What remains vulnerable: Although Microsoft patched the scoping logic, any tenant that has not reviewed its role assignments may still have the Agent ID Administrator role granted to users or groups unnecessarily. Moreover, the fix does not automatically remove previously added owners or credentials. If an attacker added themselves as an owner or created a client secret before the patch was applied, those backdoors remain active until manually removed. Your immediate post‑patch actions should be:
1. Remove all unnecessary Agent ID Administrator assignments.
- Audit every service principal for unexpected owners (especially those added between February 24 and April 9, 2026).
- Rotate credentials for all privileged service principals, regardless of whether abuse is suspected .
What Undercode Say
- Key Takeaway 1: The Agent ID Administrator role flaw demonstrates that identity layers built on shared primitives must enforce strict type separation; otherwise, new roles can unintentionally become “shadow Global Admins.” Microsoft’s April 2026 patch blocks non‑agent ownership changes, but organizations must actively audit and clean up legacy assignments.
- Key Takeaway 2: Service principal abuse is a modern identity‑based attack path that bypasses MFA and Conditional Access. Defenses require a combination of JIT elevation (PIM), continuous monitoring of audit logs for owner/credential changes, and application‑level locks on critical service principals.

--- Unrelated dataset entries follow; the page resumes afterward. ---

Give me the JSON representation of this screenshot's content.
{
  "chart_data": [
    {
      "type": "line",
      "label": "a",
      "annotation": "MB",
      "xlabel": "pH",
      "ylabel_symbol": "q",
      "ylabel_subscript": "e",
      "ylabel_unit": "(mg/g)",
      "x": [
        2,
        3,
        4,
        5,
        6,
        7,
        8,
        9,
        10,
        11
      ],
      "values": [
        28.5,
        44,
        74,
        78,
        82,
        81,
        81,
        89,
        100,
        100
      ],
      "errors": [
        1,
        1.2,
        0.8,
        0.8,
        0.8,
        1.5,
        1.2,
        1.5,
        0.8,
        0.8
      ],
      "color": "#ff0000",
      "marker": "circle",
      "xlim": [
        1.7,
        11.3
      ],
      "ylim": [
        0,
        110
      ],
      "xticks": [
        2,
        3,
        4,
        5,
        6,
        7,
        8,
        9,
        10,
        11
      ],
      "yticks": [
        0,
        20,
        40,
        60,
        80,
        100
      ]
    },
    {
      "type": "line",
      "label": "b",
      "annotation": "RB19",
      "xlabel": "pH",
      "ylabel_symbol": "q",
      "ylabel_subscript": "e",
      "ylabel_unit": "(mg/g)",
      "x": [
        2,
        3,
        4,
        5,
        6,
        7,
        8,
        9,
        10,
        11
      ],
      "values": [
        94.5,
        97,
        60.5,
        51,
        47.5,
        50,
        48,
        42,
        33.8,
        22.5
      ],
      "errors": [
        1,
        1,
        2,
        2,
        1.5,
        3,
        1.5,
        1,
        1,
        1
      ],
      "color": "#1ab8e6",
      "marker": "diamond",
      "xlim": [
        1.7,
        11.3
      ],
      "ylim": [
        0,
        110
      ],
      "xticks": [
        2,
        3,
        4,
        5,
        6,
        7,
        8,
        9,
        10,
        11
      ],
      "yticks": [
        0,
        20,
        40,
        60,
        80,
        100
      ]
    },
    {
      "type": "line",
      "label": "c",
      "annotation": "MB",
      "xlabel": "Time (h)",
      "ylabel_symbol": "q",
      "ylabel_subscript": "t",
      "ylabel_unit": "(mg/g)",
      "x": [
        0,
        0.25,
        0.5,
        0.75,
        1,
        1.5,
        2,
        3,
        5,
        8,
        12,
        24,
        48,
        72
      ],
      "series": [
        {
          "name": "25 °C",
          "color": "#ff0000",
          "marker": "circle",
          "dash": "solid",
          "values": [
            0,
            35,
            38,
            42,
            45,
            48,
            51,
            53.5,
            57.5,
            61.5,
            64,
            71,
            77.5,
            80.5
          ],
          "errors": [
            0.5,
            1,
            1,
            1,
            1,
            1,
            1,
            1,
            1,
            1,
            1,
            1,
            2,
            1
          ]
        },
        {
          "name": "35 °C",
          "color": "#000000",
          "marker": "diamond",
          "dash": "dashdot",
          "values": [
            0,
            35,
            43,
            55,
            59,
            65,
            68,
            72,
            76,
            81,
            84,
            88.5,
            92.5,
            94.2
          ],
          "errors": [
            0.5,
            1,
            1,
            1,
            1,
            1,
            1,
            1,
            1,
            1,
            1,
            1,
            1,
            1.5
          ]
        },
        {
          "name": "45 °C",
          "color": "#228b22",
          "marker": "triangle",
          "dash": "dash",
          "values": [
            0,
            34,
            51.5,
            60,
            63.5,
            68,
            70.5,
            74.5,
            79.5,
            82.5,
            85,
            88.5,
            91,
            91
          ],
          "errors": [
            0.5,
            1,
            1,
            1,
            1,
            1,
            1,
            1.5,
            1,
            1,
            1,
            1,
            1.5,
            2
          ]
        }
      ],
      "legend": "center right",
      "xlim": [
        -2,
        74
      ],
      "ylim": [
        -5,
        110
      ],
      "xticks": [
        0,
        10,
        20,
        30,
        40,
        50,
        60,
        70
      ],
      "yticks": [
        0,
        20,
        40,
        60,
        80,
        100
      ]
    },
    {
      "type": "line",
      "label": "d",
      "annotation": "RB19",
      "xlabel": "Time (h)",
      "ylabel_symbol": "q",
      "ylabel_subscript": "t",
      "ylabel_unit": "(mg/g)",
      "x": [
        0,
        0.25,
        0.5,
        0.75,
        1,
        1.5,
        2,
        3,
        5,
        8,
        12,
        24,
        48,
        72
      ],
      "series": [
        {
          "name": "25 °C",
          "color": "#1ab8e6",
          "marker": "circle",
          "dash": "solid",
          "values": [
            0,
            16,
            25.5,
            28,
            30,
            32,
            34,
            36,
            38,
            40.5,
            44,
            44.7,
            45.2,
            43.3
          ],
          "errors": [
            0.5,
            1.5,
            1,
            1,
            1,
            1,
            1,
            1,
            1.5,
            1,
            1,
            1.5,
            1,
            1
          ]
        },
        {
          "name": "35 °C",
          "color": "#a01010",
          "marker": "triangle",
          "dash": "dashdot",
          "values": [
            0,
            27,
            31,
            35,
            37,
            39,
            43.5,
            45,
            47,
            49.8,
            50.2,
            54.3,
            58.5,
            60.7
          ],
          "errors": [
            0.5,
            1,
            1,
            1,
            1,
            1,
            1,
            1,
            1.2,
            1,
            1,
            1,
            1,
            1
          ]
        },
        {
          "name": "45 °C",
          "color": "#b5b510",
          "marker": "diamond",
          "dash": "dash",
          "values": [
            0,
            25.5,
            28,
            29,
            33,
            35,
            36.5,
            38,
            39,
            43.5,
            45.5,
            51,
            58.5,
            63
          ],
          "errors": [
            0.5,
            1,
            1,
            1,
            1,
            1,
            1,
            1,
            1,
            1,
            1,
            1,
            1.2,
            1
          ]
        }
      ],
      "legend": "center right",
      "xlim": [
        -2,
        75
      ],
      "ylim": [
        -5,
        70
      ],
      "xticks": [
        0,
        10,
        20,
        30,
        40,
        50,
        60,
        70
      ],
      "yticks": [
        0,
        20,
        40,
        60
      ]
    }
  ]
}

This incident underscores a broader challenge: as AI agents and non‑human identities proliferate, security boundaries must be retrofitted into existing directory schemas. Organizations that treat service principals as “just another account” will continue to be exposed. The most effective long‑term strategy is to adopt Zero Trust principles for non‑human entities—rotate credentials automatically, enforce least privilege, and never grant permanent high‑privilege role assignments without just‑in‑time approval workflows. The Agent ID Administrator flaw also highlights a recurring pattern in cloud identity platforms: preview features often ship with incomplete permission validation, and production tenants adopt them before security boundaries are fully tested. Security teams should now routinely audit every built‑in role in Entra ID, especially those in preview or newly added, using scripts similar to those provided above.
Prediction
This vulnerability will catalyze a wave of additional research into role scoping flaws across all major cloud identity providers (Azure Entra ID, AWS IAM, Google Cloud IAM). Expect at least three to five similar “scope overreach” disclosures within the next 12 months, particularly for roles that manage service accounts, bots, or AI agents. Attackers will increasingly shift from compromising human accounts to hijacking service principals, because app‑only authentication avoids MFA and leaves fewer traces in interactive sign‑in logs. Defenders will need to adopt continuous, automated identity threat detection and response (ITDR) solutions that correlate role assignments, ownership changes, and token issuance across the entire tenant—shifting from periodic manual audits to real‑time behavioral analytics for non‑human identities.